At its best, then, Halloween amounts to a vivid portrait of what “neighborhood” actually looks like. That alone is worth celebrating. And after all, what better way to honor the dead, to celebrate the saints, and enter together the darkest time of the year than to embody — with equal parts creativity and joy — the “loving our neighbors as ourselves” to which Jesus calls us every day?
Halloween and All Saints Day together represent a thin moment.
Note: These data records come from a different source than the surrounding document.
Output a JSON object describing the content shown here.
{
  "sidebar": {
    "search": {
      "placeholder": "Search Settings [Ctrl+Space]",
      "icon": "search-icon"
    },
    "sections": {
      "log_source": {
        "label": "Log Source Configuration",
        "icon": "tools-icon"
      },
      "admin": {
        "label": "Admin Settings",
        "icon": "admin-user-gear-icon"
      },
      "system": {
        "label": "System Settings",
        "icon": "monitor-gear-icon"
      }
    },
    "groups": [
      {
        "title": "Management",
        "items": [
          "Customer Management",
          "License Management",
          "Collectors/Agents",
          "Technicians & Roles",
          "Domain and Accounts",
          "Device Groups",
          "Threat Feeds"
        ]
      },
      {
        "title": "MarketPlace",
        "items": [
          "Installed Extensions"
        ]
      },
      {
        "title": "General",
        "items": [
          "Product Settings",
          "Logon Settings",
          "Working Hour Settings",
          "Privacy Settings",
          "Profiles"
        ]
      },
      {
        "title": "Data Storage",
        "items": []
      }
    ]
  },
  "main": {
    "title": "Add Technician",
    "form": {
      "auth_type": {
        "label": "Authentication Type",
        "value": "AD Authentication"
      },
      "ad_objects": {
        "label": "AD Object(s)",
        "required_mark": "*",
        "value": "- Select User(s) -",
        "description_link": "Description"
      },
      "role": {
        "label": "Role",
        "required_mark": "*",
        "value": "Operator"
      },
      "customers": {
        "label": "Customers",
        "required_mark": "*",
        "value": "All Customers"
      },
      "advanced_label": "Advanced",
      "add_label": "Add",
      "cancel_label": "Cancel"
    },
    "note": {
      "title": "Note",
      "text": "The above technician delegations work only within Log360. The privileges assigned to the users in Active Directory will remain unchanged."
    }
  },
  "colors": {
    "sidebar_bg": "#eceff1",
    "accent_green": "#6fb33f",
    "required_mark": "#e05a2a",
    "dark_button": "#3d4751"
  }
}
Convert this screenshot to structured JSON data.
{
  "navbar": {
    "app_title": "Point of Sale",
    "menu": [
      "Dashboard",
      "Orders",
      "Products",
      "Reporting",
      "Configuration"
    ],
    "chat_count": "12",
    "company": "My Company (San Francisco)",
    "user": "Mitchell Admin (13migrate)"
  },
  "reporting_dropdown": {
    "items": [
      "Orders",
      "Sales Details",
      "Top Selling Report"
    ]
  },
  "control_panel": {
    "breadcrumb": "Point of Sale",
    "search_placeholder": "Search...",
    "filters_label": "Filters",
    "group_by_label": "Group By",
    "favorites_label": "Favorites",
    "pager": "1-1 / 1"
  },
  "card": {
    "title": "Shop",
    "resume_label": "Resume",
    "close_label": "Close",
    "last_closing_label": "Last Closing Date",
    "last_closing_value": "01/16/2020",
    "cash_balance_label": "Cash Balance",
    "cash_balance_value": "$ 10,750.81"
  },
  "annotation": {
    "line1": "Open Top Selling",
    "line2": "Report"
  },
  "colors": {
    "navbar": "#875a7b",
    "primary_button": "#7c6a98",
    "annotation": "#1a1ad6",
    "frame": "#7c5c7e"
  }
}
A time when the boundary between this world and the next seems strangely thin. And not just because of the ghost and goblins our children conjure, but also because of the richness of joy and delight embodied in this moment that seems to bring a glimpse of heaven right to earth. Let us remember that God swallows up death and destroys its power over us.
I am proud of this church for embracing Halloween as an opportunity to love its neighbors; for embracing this moment as a thin moment between heaven and earth; for choosing to be part of the joy of this holiday; for recognizing that it was our ancestors in the faith who first built this church at this corner of the neighborhood to be a place of hospitality and gathering; for loving Jesus so much that we take love out into the streets.
Those mini peppermint patties never tasted so good, right?
Let us pray.
A Prayer Meditation for All Saints Day (Written by Safiyah Fosua)
We give you thanks, O God, for all the saints who ever worshiped you, whether in arbors or cathedrals, wooden churches or cement meeting houses.
We give you thanks, O God, for hands lifted in praise: manicured hands and hands stained with grease or soil, strong hands and hands gnarled with age, holy hands.
We thank you, God, for hardworking saints, whether hard-hatted or aproned, blue-collared or three-piece-suited. They left their mark for you, for us, for our children to come.
Thank you for the sacrifices made by those who have gone before us.
Bless the memories of your saints.
May we learn how to walk wisely from their examples of faith, dedication, worship, and love.